DETAILED DESCRIPTION OF THE INVENTION

[0022] The water key of FIG. 1 comprises a housing 300 of FIG. 3 and a valve assembly 400.

[0023] The housing 300 has a flange 310, a valve seat 320, and a spring chamber 330. The flange 310 is fabricated for a rigid press fit in a hole 110 in the U-shaped portion of a trombone slide 100. The seat 320 is fabricated to block airflow from the U-shaped portion of the trombone slide 100 when in its unactivated state. The chamber 330 has a spring shelf 333 at the inside end.

[0024] The valve assembly 400 comprises a valve 440 of FIG. 4, an actuator 450 of FIG. 5, and a spring 460 of FIG. 6.

[0025] The valve 440 has an airflow surface 443, a valve seat surface 446 and a shaft 448. The airflow surface 443 is shaped to minimize air turbulence inside the instrument when in an unactivated state. The valve seat surface 446 is fabricated so that there is no airflow through the chamber 330 when in the unactivated state. The shaft 448 is at least partially threaded and has a length so that the valve 440 about the length of the housing 200.

[0026] The actuator 450 has a hole 458 that is threaded to mate the threads of the shaft 448 and has a diameter just smaller than the chamber 330. The length of the actuator 450 allows for accommodation of the spring 460 and the actuator 450 inside the chamber 330 so that the actuator 450 extends just outside of the chamber 330.

[0027] The spring 460 is no larger in diameter than the actuator 450 and larger enough to fit securely on the shelf 333.

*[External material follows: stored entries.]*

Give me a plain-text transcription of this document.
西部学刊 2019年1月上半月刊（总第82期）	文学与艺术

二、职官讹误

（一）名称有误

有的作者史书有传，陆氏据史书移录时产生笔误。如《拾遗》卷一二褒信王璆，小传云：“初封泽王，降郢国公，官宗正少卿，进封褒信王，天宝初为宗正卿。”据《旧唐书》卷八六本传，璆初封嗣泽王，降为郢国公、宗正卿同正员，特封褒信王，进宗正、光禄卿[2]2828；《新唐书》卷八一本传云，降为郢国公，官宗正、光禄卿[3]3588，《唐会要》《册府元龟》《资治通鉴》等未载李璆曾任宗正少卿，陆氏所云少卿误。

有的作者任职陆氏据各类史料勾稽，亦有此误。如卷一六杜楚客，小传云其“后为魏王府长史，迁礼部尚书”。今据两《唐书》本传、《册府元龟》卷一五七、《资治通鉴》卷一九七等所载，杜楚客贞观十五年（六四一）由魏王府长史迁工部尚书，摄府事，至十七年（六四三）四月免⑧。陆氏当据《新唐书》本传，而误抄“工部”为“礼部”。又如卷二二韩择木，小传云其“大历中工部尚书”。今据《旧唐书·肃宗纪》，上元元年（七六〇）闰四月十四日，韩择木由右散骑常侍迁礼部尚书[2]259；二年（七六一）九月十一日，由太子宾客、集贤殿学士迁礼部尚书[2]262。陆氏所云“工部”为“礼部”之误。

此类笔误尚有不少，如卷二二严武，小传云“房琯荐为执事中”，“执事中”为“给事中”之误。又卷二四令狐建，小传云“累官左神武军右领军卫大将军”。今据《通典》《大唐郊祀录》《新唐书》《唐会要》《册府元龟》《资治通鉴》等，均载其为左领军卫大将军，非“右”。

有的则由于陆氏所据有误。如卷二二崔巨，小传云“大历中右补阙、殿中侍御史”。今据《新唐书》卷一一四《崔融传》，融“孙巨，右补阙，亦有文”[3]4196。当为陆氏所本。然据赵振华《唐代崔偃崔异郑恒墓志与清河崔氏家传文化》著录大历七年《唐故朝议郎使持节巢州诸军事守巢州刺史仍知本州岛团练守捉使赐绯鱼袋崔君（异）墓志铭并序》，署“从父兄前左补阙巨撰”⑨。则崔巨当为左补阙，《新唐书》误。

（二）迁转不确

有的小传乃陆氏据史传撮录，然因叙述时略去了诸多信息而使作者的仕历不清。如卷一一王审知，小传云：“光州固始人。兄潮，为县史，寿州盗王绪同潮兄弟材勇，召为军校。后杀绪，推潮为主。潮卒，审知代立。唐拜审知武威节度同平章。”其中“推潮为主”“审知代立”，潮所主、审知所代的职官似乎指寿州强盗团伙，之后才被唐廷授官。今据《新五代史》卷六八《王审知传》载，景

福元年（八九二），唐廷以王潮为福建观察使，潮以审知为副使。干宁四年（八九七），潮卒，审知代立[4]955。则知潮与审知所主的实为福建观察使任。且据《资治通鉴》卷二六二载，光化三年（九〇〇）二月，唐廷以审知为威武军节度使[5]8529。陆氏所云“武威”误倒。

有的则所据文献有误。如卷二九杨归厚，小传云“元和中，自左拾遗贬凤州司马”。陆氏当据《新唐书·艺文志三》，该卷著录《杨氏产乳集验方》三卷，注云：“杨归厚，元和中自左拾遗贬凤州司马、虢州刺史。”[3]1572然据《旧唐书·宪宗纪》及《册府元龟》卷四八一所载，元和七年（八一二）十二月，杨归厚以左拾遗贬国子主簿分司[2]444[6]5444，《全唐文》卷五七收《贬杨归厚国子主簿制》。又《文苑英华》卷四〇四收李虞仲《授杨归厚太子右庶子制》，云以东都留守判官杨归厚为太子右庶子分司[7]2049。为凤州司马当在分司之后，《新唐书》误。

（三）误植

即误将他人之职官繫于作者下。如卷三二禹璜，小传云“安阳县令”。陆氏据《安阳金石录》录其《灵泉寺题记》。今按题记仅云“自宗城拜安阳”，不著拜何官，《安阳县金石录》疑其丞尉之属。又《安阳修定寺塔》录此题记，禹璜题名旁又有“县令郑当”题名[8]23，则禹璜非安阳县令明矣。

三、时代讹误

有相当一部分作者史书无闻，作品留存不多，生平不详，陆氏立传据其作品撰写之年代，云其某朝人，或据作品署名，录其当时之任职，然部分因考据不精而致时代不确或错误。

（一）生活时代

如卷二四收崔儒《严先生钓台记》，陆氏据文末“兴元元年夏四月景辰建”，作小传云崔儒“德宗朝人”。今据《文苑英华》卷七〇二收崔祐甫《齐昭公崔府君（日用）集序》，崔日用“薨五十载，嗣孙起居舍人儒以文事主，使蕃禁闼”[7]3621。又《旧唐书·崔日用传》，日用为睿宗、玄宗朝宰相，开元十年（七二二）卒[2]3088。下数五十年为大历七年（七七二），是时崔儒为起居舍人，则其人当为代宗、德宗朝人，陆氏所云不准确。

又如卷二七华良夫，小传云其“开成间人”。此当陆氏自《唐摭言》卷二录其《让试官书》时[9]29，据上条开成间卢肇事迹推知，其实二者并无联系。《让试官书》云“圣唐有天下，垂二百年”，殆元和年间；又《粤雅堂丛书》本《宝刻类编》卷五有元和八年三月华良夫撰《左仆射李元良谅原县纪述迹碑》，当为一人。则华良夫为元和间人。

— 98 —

[0028] The water key 200 is assembled by placing the shaft 448 past the valve seat 446 and into the chamber 330 and held there. Then the spring 460 was placed into the chamber 330 and held there. Then the actuator hole 458 is placed onto the shaft 448 by screwing the two together. Then the housing seat 320 is pressed in the mating slide hole 110 in the U-shaped portion of the trombone slide 100.

[0029] In operation, in the unactivated state, the spring 460 is compressed and pushes against the inner surface 453 of the actuator 450 as well as against the shelf 333. The pushes the actuator 450 away from the trombone slide 100 which pulls the valve seat surface 446 snugly against the seat 320 blocking airflow from the trombone over the seat 320.

[0030] To activate, the musician causes pressure against the actuator 450 which causes the valve to rise into the slide 100 allowing airflow as well as any fluid present to traverse the seat 320 and flow through the chamber 330 and escape the trombone through the water key.